By Kevin Bowen
It should surprise no one that Mark Hamill has a small voice role in the new 3-D animated space saga Battle for Terra. A festival circuit veteran Hamill owes a significant debt to that classic generational touchstone Star Wars, subsequently Lucas-a-fied and renamed A New Hope.
The similarities range from the shape of the spaceships to the shape of the story. It can be found in small details such as the sound design, or the wear-and-tear on the vessels of the future; the grime of Star Wars’ spaceships was an innovation to the gleaming space-age surfaces of earlier sci-fis.
It also can be seen in the film’s binary moral dimension. The “bad” guys are militaristic space-faring humans, armed with a gigantic super-weapon, bent on invading, clearing and transforming a faraway planet. The “good” guys are the peaceful, slug-like occupants, whose homes among the skyscraping toadstools might as well be the Ewok Village.
Good animation must do more than touch our imagination, it must make us want to reach out and touch its imagination. For the first half hour, as Director Aristomenis Tsirbas’ film explores this strange sky planet and its array of beasts and attractions, Battle for Terra hits this mark successfully. However, as the bright-eyed innocent story thins out into a familiar atmosphere, it loses that touch.
As the title states, the conflict arises over the billowy cloud world of the planet Terra. Humans have wrecked the Earth and are now hobo-ing around the universe in search of new home. The planet of our heroine, Mala, and her fellow creatures has the misfortune of possessing real water. Resembling a banana slug, or perhaps a cream-colored turtle without a shell, Mala (voiced by Evan Rachel Wood) is the alien equivalent of a teenager, a dreamer having to suppress her desires to see beyond her own world.
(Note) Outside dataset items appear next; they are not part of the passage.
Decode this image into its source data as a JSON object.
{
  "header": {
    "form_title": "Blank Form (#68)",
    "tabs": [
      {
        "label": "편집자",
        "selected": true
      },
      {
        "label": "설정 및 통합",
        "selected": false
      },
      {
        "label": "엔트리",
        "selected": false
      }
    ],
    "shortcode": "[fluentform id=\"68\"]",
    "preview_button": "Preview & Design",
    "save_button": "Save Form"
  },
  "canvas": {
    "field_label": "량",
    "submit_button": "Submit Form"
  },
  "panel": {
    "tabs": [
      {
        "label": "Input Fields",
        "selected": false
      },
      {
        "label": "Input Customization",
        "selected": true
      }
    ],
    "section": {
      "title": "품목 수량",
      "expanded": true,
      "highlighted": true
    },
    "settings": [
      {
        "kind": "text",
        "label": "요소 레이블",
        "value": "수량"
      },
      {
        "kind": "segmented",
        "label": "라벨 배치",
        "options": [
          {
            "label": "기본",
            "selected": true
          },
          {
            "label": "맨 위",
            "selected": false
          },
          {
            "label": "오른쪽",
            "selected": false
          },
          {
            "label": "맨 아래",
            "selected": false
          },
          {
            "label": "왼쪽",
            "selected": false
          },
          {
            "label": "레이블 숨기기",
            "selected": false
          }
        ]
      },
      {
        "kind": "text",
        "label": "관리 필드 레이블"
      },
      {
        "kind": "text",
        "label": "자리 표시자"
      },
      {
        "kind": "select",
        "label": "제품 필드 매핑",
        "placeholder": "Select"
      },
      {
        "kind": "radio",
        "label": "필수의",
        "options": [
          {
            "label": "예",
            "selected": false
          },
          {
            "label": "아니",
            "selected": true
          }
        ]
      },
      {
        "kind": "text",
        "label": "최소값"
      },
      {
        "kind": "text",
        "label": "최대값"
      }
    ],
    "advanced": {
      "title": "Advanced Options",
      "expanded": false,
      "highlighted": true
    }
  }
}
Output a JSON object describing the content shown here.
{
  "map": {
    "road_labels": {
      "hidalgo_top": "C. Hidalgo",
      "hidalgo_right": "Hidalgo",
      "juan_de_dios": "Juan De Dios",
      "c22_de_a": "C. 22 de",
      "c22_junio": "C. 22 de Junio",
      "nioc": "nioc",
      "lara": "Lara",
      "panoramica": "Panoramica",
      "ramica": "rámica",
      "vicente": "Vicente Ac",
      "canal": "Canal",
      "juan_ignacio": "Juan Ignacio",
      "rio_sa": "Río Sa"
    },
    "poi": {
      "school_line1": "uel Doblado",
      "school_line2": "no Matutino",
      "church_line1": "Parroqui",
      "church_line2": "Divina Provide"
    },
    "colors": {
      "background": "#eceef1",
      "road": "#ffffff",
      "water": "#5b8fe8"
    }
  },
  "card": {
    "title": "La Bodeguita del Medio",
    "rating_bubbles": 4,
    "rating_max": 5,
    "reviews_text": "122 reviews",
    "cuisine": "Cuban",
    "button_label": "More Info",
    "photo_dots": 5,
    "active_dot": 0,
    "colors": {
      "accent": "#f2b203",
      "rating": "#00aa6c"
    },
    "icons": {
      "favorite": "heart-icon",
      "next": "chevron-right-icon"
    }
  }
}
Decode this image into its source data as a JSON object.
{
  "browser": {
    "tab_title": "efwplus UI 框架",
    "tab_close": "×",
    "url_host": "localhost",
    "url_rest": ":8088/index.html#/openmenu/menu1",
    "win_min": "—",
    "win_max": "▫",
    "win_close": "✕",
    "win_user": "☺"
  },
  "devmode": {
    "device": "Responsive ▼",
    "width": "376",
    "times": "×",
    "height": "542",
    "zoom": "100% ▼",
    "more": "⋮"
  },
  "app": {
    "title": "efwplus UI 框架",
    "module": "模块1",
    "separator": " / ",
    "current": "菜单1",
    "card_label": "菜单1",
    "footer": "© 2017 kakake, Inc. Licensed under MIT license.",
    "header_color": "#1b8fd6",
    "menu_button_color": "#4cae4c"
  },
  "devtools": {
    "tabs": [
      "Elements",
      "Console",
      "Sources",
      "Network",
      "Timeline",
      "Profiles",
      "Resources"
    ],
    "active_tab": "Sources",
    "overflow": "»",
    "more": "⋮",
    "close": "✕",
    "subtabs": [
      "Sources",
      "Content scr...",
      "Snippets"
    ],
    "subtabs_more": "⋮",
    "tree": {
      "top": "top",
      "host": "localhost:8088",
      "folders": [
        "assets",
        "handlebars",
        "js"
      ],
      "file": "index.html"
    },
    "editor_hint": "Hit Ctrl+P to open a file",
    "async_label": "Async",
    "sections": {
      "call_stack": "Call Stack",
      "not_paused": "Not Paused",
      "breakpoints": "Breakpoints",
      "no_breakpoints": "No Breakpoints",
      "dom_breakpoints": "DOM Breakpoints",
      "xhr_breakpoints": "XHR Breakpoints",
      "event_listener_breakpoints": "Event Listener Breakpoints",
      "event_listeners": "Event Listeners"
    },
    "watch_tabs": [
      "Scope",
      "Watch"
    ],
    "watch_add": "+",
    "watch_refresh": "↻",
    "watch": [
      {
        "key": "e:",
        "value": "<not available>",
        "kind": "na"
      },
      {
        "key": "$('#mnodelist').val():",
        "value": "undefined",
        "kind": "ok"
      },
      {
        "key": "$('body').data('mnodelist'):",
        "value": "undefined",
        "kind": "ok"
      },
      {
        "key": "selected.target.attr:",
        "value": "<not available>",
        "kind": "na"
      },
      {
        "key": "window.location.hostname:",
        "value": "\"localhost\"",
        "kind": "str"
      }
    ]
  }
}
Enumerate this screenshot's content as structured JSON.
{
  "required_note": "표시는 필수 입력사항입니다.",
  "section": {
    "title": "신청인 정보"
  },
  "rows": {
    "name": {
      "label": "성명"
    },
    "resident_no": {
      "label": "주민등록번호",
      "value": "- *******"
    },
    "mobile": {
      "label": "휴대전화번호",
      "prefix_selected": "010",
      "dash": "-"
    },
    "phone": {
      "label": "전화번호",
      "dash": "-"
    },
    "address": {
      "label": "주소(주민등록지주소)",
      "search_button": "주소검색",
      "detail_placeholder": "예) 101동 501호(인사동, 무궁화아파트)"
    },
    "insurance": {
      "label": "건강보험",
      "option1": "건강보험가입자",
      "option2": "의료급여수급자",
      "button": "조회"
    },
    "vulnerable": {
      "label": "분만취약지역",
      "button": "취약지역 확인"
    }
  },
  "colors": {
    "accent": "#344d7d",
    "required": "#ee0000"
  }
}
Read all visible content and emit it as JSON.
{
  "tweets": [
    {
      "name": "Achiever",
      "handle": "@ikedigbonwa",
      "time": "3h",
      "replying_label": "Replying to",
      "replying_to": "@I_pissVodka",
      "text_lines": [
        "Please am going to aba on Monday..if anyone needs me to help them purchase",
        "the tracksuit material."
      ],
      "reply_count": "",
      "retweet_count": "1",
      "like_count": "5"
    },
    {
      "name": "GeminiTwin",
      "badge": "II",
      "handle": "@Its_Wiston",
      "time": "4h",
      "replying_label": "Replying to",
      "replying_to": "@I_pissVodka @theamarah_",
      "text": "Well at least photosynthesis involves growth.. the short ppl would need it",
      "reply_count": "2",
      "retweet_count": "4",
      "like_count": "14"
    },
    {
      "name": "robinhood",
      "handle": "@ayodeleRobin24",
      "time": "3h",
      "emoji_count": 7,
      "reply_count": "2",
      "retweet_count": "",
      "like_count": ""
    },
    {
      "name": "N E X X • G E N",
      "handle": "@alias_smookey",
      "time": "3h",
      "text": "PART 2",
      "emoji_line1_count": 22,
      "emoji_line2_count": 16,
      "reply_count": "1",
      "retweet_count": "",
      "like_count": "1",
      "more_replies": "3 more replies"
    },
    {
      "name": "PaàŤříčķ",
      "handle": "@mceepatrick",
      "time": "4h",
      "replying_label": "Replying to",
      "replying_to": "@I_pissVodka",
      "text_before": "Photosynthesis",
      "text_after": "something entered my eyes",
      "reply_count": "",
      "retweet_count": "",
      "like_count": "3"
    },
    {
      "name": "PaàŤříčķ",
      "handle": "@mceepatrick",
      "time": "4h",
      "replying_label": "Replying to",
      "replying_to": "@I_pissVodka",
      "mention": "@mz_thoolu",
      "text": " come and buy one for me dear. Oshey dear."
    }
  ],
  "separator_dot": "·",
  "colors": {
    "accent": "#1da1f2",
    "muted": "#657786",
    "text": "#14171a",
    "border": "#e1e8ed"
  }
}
Not to worry: Soon she will see more than she might have wished.
Mala’s species follows a strict religious line that has kept the peace for centuries but denies its citizens knowledge. When a giant object appears in the sky and blots out the sun, they see it as the coming of a deity. After a squadron of fighter ships descends, they are met with terror but also as angels coming to take them to a different plain. When Mala’s father leaves with the captured, she befriends a downed human pilot (Luke Wilson) and his quirky robot (David Cross), that promises to help her find her father.
What results is an adventure on the Earthling’s mammoth mother ship as they try to find the Princess… er, Mala’s father. The humans store on this ship a giant device that will “terraform” the planet, making it suitable to human life, but only after killing off the native species. Worried about the crumbling ship, a jarheaded general (Brian Cox) wants to deploy the machine on this new planet, leaving its inhabitants gasping for air.
As sci-fi goes, “Battle for Terra” falls into the category of space Western-opera, as it takes place at the intersection of rival species, features a pair of star-crossed lovers, and is heavily ray-gun-dependent. But by placing a science fiction movie in this category, we’re admitting that it is short on thematic heft.
The film does offer dark social commentary, while dealing with genocide. Unfortunately, that commentary has little to say. Its message, that humans are capable of the greatest cruelty, is hardly a nuanced or unexplored view of humanity. These concepts might be new to children, who may be the target audience. Thus, “Battle for Terra” might be considered a first-time primer for basic sci-fi concepts. Yet it lacks the quality of a film like Wall-E, to use an animated sci-fi example, which serves something viewers of all ages.
“Battle for Terra” was originally shot in 2-D but later upgraded to 3-D. It is a pretty film, but in a clean, straightforward. Unlike this spring’s animated 3-D success “Coraline,” it doesn’t indulge in darkened, distorted images. This is a film of colorful shapes sweeping through endless blue sky and the deepest black of space.
The best part of “Battle for Terra” is its imagery, which carries a full plate of cleverly imagined creatures. You may also like the retro sense of mechanical design, such as the human mother ship, which resembles the inner anatomy of a clock, or the winged devices the Terrans use to fly. This is a futuristic world that still runs on fulcrums and corkscrews. Space travel might be the territory of Hawking, but “Battle for Terra” gives us the comfort of Newton.
If only “Battle for Terra” could defy that pesky law of gravity, but like other films, it starts in the sky only to end up disappointed on the ground.